Alevis are historically the largest religious minority group in Turkey, and they fulfill religious obligations and hold ceremonies not in mosques but in cemevis. Alevis make up as much as 20 percent of Turkey’s 85 million population.
Erdoğan attended the opening ceremony of a cemevi on Friday.
Turkey is a majority Sunni country, and millions of the religious, conservative masses view Alevis as apostates. Turkey’s religious authority the Diyanet does not recognize cemevis as places of worship. As a result, mosques have civil servant imams and enjoy government subsidies for their electricity and water bills, but cemevis struggle to pay high utility bills as they fall under the status of “commercial users” and don’t have government-paid clerics like Sunnis do.

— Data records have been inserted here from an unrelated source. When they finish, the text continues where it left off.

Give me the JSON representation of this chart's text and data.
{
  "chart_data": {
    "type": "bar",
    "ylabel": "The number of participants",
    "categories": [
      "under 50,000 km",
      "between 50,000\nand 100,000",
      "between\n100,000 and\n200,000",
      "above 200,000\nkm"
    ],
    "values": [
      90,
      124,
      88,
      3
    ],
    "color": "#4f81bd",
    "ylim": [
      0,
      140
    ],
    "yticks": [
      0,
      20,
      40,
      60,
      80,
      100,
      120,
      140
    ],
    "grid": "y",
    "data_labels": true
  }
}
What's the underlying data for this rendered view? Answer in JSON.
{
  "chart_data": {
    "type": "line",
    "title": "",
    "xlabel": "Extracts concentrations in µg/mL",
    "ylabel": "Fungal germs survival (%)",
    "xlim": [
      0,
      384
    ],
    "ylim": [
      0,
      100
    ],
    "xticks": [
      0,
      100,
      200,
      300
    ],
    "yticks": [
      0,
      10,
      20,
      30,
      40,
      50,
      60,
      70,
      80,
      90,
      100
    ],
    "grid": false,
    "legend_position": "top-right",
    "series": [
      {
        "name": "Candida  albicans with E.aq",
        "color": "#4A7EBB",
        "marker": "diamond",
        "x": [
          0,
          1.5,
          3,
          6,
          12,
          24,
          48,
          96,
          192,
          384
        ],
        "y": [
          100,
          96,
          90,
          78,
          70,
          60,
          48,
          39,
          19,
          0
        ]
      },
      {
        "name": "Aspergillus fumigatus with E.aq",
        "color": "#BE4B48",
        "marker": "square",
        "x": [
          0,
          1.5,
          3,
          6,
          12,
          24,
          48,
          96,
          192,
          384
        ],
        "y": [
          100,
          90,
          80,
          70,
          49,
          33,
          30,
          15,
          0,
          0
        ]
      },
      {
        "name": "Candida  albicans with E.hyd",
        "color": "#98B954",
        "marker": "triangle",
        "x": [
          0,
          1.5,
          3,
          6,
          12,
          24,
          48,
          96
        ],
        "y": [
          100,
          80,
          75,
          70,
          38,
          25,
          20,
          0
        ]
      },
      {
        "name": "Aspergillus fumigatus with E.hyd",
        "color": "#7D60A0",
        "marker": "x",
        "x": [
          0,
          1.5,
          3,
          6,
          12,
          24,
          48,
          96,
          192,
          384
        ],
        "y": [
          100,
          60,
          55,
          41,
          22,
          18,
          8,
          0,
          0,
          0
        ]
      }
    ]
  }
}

During the ceremony, Erdoğan announced that a new institution was to be established under the Ministry of Culture and Tourism, named the Directorate of Alevi Bektaşi Culture and Cemevis.
According to Erdoğan, the institution will take care of cemevis’ financial obligations such as utility bills and maintenance costs.
“The people who run cemevis will be given a staff by the state if they want one,” Erdoğan said.
The new policy was denounced by some leaders of the Alevi community and other prominent Alevis.
Ali Kenanoğlu, founder of the Federation of Alevi Foundations, said, “This is not an AKP [Justice and Development Party] project, but a state project,” implying that a deeper bureaucratic plot to put Alevism under state control is at play.
Kenanoğlu added that the government wants to take Alevism under control through the Ministry of Culture in a way that the Sunni public and Sunni Islam have been taken under control by the state through the Diyanet.
“A faith under government control should be out of the question,” said Reha Çamuroğlu, who was an AKP deputy between 2007 and 2011.
Çamuroğlu said the policy is an attempt to appropriate Alevism. “Will the ministry coordinate worship? Will they allocate a budget to the Alevi community’s houses of worship? Who is going to use that budget? It would be enough if they provided the privileges that mosques enjoy. Beliefs must be independent of the state. Believers themselves must pay for their religious activities,” he said.
There are long-standing tensions between the Alevi and Sunni communities in Turkey. Hundreds of Alevis were killed in pogroms, which many now believe were masterminded by groups inside the state, in the cities of Çorum, Yozgat and Kahramanmaraş in the 1970s.